This is working great until we did some failover test on network equipment between the docker hosts and NFS server. This failover test break the NFS containers and was not able to recover until we rebooted all failing nodes.
Symptom was High load (something like 300) and high latency. Looking at /var/log/messages I could see :
Aug 18 21:51:11 docker-worker01 kernel: [422211.885112] nfs: server not responding, timed out
Aug 18 21:51:11 docker-worker01 kernel: [422212.461092] nfs: server not responding, timed out
Aug 18 21:51:11 docker-worker01 kernel: [422212.521107] nfs: server not responding, timed out
last time I researched it in general (as in not specific to docker), I could only find the usual recommendation: unmount/remount the remote share. This is not going to work with a volume.
It could very well be a missing feature in docker itself, as it could try to access the remote share, and remount it, if it doesn’t respond within a given timeframe. From what I understand this still would require all containers that access it to be restarted as well, as the inode of the mounted remote share changes. The namespace isolation hands over the mounts to the container by their inode, and not by their path (which would be ${docker data-root}/volumes/${volume name}/_data ).

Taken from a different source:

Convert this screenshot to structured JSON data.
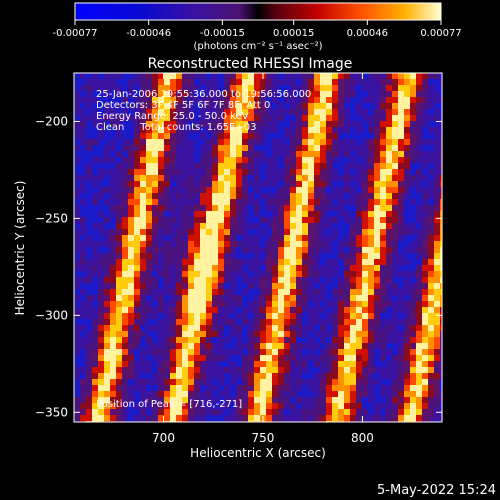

If the stale volume could be detected by your healthcheck, in theory you should be able to use it to flag the task as unhealthy, which might result in a recovery when the task is terminated and replaced with a new one. I doubt it will work, if multiple task replicas run on the same node, as the remote share will remain mounted, until the last container using it is stopped or deleted.

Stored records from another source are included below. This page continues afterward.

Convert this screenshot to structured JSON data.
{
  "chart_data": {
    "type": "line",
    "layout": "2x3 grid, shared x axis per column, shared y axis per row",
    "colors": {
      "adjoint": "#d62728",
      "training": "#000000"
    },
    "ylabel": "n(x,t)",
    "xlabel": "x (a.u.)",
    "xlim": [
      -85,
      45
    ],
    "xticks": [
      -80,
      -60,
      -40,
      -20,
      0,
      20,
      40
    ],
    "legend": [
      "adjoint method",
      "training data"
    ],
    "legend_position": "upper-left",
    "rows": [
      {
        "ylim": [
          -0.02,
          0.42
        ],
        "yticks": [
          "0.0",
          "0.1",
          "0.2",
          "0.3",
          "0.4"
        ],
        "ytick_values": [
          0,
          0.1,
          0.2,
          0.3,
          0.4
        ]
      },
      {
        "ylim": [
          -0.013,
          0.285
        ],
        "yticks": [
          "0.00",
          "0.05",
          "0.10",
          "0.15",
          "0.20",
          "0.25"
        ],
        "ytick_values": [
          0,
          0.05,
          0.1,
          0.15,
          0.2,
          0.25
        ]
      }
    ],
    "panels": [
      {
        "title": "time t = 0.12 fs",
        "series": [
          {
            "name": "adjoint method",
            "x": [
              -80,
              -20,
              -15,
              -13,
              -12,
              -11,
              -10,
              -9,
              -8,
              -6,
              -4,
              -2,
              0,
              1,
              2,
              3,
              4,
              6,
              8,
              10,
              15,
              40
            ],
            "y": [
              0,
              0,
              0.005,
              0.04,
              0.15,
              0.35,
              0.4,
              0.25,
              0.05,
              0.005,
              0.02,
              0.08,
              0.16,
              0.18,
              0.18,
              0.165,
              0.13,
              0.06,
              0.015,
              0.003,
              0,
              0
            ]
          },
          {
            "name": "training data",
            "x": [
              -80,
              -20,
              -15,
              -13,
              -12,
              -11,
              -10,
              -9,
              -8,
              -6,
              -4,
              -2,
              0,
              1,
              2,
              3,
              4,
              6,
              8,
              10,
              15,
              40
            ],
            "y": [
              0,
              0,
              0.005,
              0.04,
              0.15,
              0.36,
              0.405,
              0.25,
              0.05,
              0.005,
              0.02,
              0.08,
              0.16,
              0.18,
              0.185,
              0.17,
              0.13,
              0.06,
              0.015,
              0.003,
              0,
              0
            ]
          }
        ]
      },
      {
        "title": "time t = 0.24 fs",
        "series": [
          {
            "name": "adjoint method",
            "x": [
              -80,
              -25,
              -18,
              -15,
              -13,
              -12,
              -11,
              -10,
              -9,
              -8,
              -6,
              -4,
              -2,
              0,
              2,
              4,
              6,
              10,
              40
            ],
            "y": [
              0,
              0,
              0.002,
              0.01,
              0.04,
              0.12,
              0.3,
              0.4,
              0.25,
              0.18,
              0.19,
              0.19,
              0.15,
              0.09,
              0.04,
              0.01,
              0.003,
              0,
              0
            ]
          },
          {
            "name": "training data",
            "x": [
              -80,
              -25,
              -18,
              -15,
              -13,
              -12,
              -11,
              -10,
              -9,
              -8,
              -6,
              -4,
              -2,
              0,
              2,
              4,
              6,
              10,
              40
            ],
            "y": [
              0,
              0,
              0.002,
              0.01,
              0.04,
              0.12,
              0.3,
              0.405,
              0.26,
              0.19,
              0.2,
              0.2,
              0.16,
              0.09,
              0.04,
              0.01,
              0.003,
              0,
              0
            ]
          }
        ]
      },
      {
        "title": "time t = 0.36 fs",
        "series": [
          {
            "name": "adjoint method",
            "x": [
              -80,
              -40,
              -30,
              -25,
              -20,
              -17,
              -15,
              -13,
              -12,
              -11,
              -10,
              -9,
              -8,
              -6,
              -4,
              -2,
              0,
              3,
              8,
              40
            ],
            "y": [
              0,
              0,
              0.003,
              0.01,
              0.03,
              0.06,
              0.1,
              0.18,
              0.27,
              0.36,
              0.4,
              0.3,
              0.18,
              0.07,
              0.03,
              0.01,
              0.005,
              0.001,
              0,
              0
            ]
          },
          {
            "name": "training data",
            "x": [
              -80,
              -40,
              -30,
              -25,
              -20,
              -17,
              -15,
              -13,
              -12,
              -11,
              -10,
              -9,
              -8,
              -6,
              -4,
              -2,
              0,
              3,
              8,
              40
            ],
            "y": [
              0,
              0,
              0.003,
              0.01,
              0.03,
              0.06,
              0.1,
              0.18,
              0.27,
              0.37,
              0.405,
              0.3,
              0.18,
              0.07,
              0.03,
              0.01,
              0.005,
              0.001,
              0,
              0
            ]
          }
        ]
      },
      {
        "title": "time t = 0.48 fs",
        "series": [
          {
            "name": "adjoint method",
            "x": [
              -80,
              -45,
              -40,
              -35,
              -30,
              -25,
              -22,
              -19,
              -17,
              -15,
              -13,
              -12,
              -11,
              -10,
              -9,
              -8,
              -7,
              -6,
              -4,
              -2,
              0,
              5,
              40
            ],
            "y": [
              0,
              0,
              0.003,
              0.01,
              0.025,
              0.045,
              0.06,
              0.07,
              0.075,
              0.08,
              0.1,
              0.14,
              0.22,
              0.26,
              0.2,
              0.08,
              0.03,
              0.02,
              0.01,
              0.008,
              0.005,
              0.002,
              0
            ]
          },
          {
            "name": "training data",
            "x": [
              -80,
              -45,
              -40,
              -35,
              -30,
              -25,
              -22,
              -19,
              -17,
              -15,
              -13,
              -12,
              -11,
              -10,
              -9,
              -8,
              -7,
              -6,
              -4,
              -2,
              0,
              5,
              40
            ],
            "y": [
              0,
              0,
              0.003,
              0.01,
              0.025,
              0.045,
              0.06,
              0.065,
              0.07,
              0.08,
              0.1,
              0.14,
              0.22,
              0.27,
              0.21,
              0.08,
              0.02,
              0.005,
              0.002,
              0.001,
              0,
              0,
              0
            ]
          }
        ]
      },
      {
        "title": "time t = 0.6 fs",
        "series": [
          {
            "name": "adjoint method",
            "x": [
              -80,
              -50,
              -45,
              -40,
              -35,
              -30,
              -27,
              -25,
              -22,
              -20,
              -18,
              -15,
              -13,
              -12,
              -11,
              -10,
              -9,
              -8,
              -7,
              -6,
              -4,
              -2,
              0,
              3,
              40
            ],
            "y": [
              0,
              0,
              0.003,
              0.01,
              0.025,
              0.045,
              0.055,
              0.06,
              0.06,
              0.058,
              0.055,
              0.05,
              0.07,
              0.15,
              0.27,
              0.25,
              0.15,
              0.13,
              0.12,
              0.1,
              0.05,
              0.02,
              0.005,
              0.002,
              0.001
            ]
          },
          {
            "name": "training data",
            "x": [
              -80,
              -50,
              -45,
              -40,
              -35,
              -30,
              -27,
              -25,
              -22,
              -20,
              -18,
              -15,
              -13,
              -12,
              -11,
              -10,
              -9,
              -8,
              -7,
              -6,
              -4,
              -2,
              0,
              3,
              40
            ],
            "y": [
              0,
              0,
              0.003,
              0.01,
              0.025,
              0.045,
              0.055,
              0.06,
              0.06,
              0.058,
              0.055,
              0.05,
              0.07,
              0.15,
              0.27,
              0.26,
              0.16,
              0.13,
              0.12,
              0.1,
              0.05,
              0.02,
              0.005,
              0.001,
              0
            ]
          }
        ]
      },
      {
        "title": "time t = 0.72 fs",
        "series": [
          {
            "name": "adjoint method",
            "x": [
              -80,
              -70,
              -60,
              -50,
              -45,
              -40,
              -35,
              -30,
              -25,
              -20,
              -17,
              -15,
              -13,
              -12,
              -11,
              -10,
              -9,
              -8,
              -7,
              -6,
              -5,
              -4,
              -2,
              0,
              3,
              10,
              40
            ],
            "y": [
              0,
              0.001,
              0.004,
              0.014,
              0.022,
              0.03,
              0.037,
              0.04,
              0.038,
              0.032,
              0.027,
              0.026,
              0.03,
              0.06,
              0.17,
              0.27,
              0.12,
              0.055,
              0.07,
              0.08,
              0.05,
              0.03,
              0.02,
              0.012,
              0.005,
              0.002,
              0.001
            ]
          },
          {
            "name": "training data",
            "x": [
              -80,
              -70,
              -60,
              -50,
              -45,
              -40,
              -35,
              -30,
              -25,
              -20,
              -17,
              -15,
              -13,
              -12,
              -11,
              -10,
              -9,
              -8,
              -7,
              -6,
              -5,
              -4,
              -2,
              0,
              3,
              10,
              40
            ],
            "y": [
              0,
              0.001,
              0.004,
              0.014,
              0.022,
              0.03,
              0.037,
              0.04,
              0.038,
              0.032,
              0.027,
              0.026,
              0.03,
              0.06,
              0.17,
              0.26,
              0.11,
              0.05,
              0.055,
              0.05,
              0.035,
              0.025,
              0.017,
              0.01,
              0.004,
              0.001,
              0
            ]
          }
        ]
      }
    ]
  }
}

You could raise an issue in docker’s upstream project Moby and create either a feature or bug, whatever you feel is more suited.
From what I understand during the outage : container detected issue so it was restarting again and again, but Thanks to your input I understand the volume didn’t try to umount/mount the NFS side which could explain the issue.

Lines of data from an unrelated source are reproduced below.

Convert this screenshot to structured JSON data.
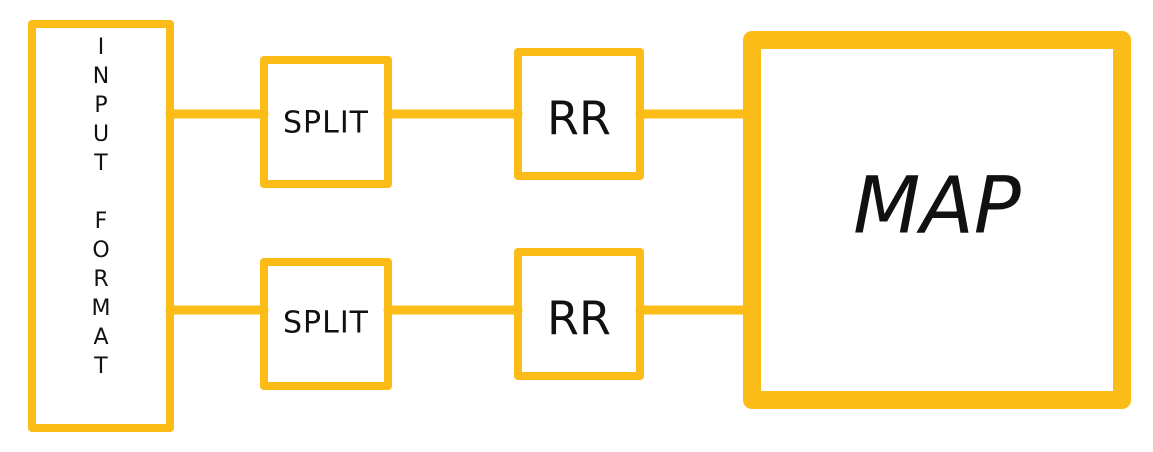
{
  "diagram": {
    "nodes": {
      "input_format": {
        "label": "INPUT FORMAT"
      },
      "split_top": {
        "label": "SPLIT"
      },
      "split_bottom": {
        "label": "SPLIT"
      },
      "rr_top": {
        "label": "RR"
      },
      "rr_bottom": {
        "label": "RR"
      },
      "map": {
        "label": "MAP"
      }
    },
    "edges": [
      {
        "from": "input_format",
        "to": "split_top"
      },
      {
        "from": "split_top",
        "to": "rr_top"
      },
      {
        "from": "rr_top",
        "to": "map"
      },
      {
        "from": "input_format",
        "to": "split_bottom"
      },
      {
        "from": "split_bottom",
        "to": "rr_bottom"
      },
      {
        "from": "rr_bottom",
        "to": "map"
      }
    ],
    "colors": {
      "box_stroke": "#fbbc18",
      "text": "#111111",
      "map_text": "#5b3a8a"
    }
  }
}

But I’m very suprise that I would be the “only one” facing this issue.
You are not. Afaik, you are the first to share he runs nfs in a ha setup, and expect the failover to be handled transparently.
There might be an ugly way to make failover work: mount the nfs share on the host, bind the parent folder of the mountpoint into the container with a bind propagation (see: https://docs.docker.com/engine/storage/bind-mounts/#configure-bind-propagation>) that propagates sub-mounts (=nfs mountpoints) of the original mount (=parent folder you bind mount into the container) to the container (=replica mount of the bind mounted parent folder).